BHP Billiton’s long-running battle to take over rival miner Rio Tinto finally ended last month, leaving both companies counting the cost of the failed merger – and ruing the eye-watering legal bills.
Since BHP first expressed an interest in its rival last November, the mining giant has notched up fees of £291m, most of which went to bankers.
Rio Tinto has been less forthcoming about the cost of defending the £40bn bid, but is estimated to have spent more than £100m.
The two law firms on either side of the deal are thought to have billed around £35m between them during the past year.
Slaughter and May, on behalf of BHP, first got the call in June 2007. It is understood to have billed up to £20m, with a team of five partners working on the bid alongside Australian firm Blake Dawson. The partners were: corporate partner Nigel Boardman, who is the relationship partner, having advised on BHP’s merger with Billiton in 2000; corporate partner Elizabeth Holden; finance partner Andrew Balfour; competition partner Malcolm Nicholson; and tax partner Jeanette Zaman.
The transaction kept the Slaughters team busy right up until its collapse, particularly on the competition side. As recently as August, BHP boss Marius Kloppers said it was “a deal for all seasons”, expressing his confidence about its completion.
Linklaters entered the fray two months after Slaughters and is understood to have taken away some £15m in fees. Corporate partners Richard Godden and James Inglis led the team for Rio Tinto, which is a longstanding client of the firm.
The £35m does not take into account all the other firms that became embroiled in the takeover, such as Allen & Overy for the banking ;consortium ;and Freshfields Bruckhaus Deringer, whose key mining client Xstrata briefly considered a bid.
The collapse of such a massive instruction is bound to leave a hole in any practice, especially given the sheer amount of work for both corporate and competition lawyers.
One lawyer close to Rio Tinto comments: “You can imagine there were all manner of alternative transactions that we’d have considered, from white knights to breakout bids.
“A huge amount of work goes into that, led by the core corporate team.”
Equally, the antitrust partners on both sides faced a considerable task.
Norton Rose competition partner ;Martin ;Coleman comments: “Any transaction that impacts on a number of different markets is complex. You have to look at each market separately.”
In light of this, and the fact that firms were reluctant to use junior lawyers on such an important deal, the £35m figure is less shocking. As one partner close to the deal says: “These are big numbers. Lots of partners involved over a long period of time.”
So why exactly did the takeover collapse? Predictably, BHP’s Kloppers blamed the credit crunch, saying it was not a good time to be taking on such a large debt.
However, ;it ;now ;looks increasingly likely that BHP (and Slaughters) underestimated how much of a problem competition issues would be.
The deal had been given clearance to proceed in the US and Australia, but the European Commission proved to be a major stumbling block.

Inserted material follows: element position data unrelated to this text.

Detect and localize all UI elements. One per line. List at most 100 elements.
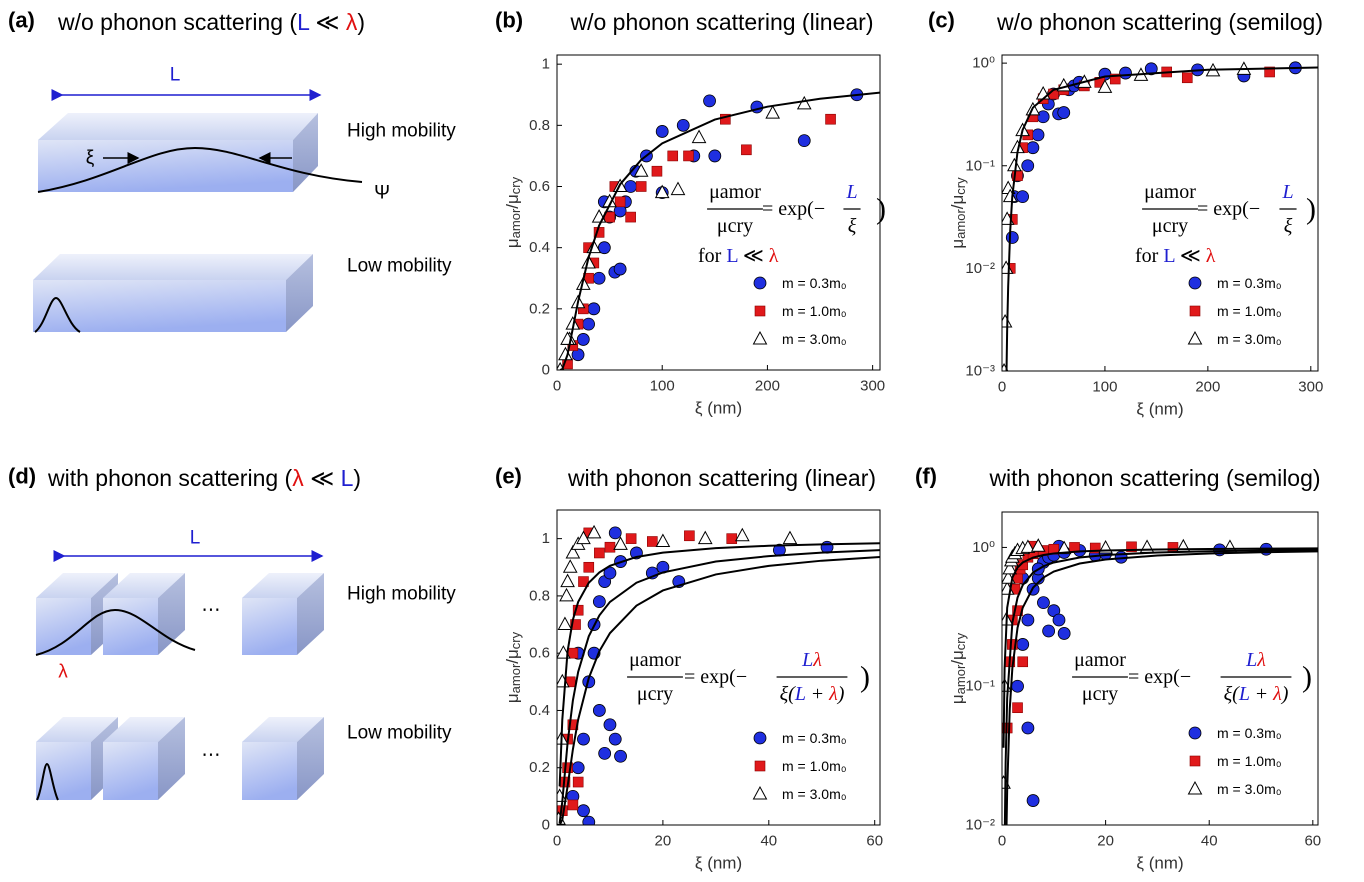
- data-point: [670, 181, 686, 196]
- y-axis-label: μamor/μcry: [948, 177, 968, 249]
- data-point: [1126, 541, 1137, 553]
- equation-suffix: ): [1306, 193, 1316, 226]
- data-point: [557, 616, 573, 631]
- legend-marker: [1187, 780, 1203, 795]
- text-part: λ: [1272, 683, 1282, 705]
- y-axis-label-part: /μ: [503, 194, 522, 209]
- y-axis-label-part: μ: [503, 693, 522, 703]
- data-point: [1020, 539, 1036, 553]
- panel-title: w/o phonon scattering (L ≪ λ): [57, 9, 365, 35]
- equation-note: for L ≪ λ: [698, 245, 779, 267]
- data-point: [1057, 627, 1071, 640]
- plot-area: [557, 88, 880, 370]
- y-tick-label: 10⁻¹: [965, 678, 995, 695]
- data-point: [1031, 128, 1045, 142]
- text-part: L: [297, 9, 310, 35]
- y-axis-label-part: cry: [508, 631, 523, 649]
- data-point: [604, 211, 615, 223]
- x-tick-label: 200: [1195, 379, 1220, 396]
- text-part: L: [726, 245, 738, 267]
- data-point: [571, 761, 585, 775]
- y-tick-label: 0: [542, 362, 550, 379]
- data-point: [1030, 538, 1046, 552]
- x-tick-label: 20: [655, 833, 672, 850]
- legend-marker: [752, 785, 768, 800]
- legend-marker: [1188, 276, 1202, 290]
- data-point: [1119, 66, 1132, 80]
- plot-frame: [1001, 54, 1319, 372]
- panel-title: with phonon scattering (λ ≪ L): [47, 465, 361, 491]
- legend-marker: [1189, 755, 1201, 767]
- equation-lhs-den: μcry: [637, 683, 673, 705]
- data-point: [587, 302, 601, 316]
- y-tick-label: 0.4: [529, 239, 550, 256]
- y-tick-label: 0.8: [529, 587, 550, 604]
- text-part: ): [837, 683, 845, 705]
- legend-marker: [753, 731, 767, 745]
- box-front: [33, 280, 286, 332]
- text-part: λ: [292, 465, 304, 491]
- data-point: [613, 536, 628, 550]
- fit-curve: [559, 91, 880, 370]
- data-point: [635, 181, 647, 192]
- chart-title: w/o phonon scattering (semilog): [996, 9, 1323, 35]
- x-axis-label: ξ (nm): [695, 399, 742, 418]
- data-point: [726, 533, 738, 544]
- data-point: [825, 113, 836, 125]
- data-point: [734, 527, 750, 542]
- text-part: L: [1163, 245, 1175, 267]
- data-point: [797, 134, 811, 148]
- data-point: [1021, 721, 1035, 735]
- data-point: [570, 619, 581, 630]
- x-tick-label: 0: [553, 378, 561, 395]
- text-part: ≪: [304, 465, 341, 491]
- legend-marker: [753, 276, 767, 290]
- data-point: [604, 541, 616, 553]
- wavefunction: [37, 146, 363, 193]
- data-point: [603, 718, 617, 732]
- data-point: [1144, 62, 1158, 76]
- y-tick-label: 0.6: [529, 645, 550, 662]
- equation-lhs-num: μamor: [1074, 649, 1126, 671]
- legend-label: m = 0.3m₀: [782, 275, 847, 291]
- data-point: [559, 587, 574, 602]
- y-tick-label: 10⁻²: [965, 817, 995, 834]
- text-part: with phonon scattering (: [47, 465, 293, 491]
- text-part: for: [698, 245, 726, 267]
- y-axis-label: μamor/μcry: [503, 176, 523, 248]
- text-part: λ: [769, 245, 779, 267]
- length-label: L: [190, 528, 201, 549]
- box-side: [286, 254, 313, 332]
- wavefunction: [36, 762, 59, 801]
- data-point: [1002, 313, 1013, 328]
- text-part: λ: [346, 9, 358, 35]
- y-tick-label: 0.4: [529, 702, 550, 719]
- panel-label: (f): [915, 464, 937, 489]
- text-part: ξ(: [780, 683, 797, 705]
- data-point: [1021, 159, 1035, 173]
- panel-label: (e): [495, 464, 522, 489]
- text-part: ξ(: [1224, 683, 1241, 705]
- data-point: [565, 544, 581, 559]
- data-point: [1021, 613, 1035, 627]
- legend-label: m = 1.0m₀: [782, 303, 847, 319]
- data-point: [578, 576, 589, 587]
- equation-rhs-den: ξ(L + λ): [1224, 683, 1289, 705]
- equation-prefix: = exp(−: [1128, 666, 1191, 688]
- data-point: [782, 530, 798, 545]
- data-point: [1016, 190, 1029, 204]
- chart-panel: (e) with phonon scattering (linear) 0 20 40 6…: [495, 464, 883, 873]
- text-part: ≪: [1175, 245, 1206, 267]
- data-point: [1005, 231, 1019, 244]
- chart-title: with phonon scattering (linear): [567, 465, 876, 491]
- y-axis-label: μamor/μcry: [503, 631, 523, 703]
- y-axis-label-part: μ: [948, 239, 967, 249]
- x-tick-label: 20: [1097, 833, 1114, 850]
- data-point: [583, 561, 595, 573]
- data-point: [697, 530, 713, 545]
- y-axis-label-part: μ: [948, 694, 967, 704]
- y-axis-label-part: amor: [953, 209, 968, 239]
- x-tick-label: 60: [866, 833, 883, 850]
- x-tick-label: 300: [860, 378, 885, 395]
- text-part: ≪: [309, 9, 346, 35]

A phase 2 investigation by regulators resulted in a list of objections running into many pages, including the possibility that BHP would have to dispose of some of its profitable iron ore businesses.
“People are beginning to wonder about the antitrust issues, whether they’d guessed that right,” says one magic circle partner. “There’s some speculation that BHP hadn’t anticipated it would have to sell the jewel in the crown.”
Another magic circle partner adds: “I think they misread the competition a little bit. Maybe they thought they were going to get an easier run.”
So where now for the lawyers who have spent more than a year working on a mega-deal that fell at the final hurdle?
Slaughters client BHP is unlikely to rush into further transactions, having been chastened by its experience with Rio Tinto. Indeed, the constriction of credit flow would rule out any significant deals regardless of the company’s desire to grow.
Rio Tinto, however, still has to tackle the $40bn (£27.09bn) debt built up during its takeover of Canadian aluminium producer Alcan last year. Linklaters, having advised on that deal and on Rio Tinto’s defence, is in pole position to pick up any instructions, whether on debt refinancing or for the disposal of assets.
Meanwhile, it remains possible that another investor will emerge while Rio Tinto’s share price is foundering. Chinese state-owned Chinalco already has a significant stake in the company following its audacious $14bn (£7.1bn) dawn raid in February. It is said to be watching the situation closely with regard to building its stake further.
“The Chinese have always been keen to secure the supply of materials where prices have increased, but the levels of Chinese demand are changing. They’re still going to be keen to have an interest in the miners themselves – it’s a question of how quickly they do that,” comments a magic circle corporate partner.
Chinalco’s legal adviser? The one magic circle firm not to have had any significant involvement in the year’s biggest takeover battle – Clifford Chance.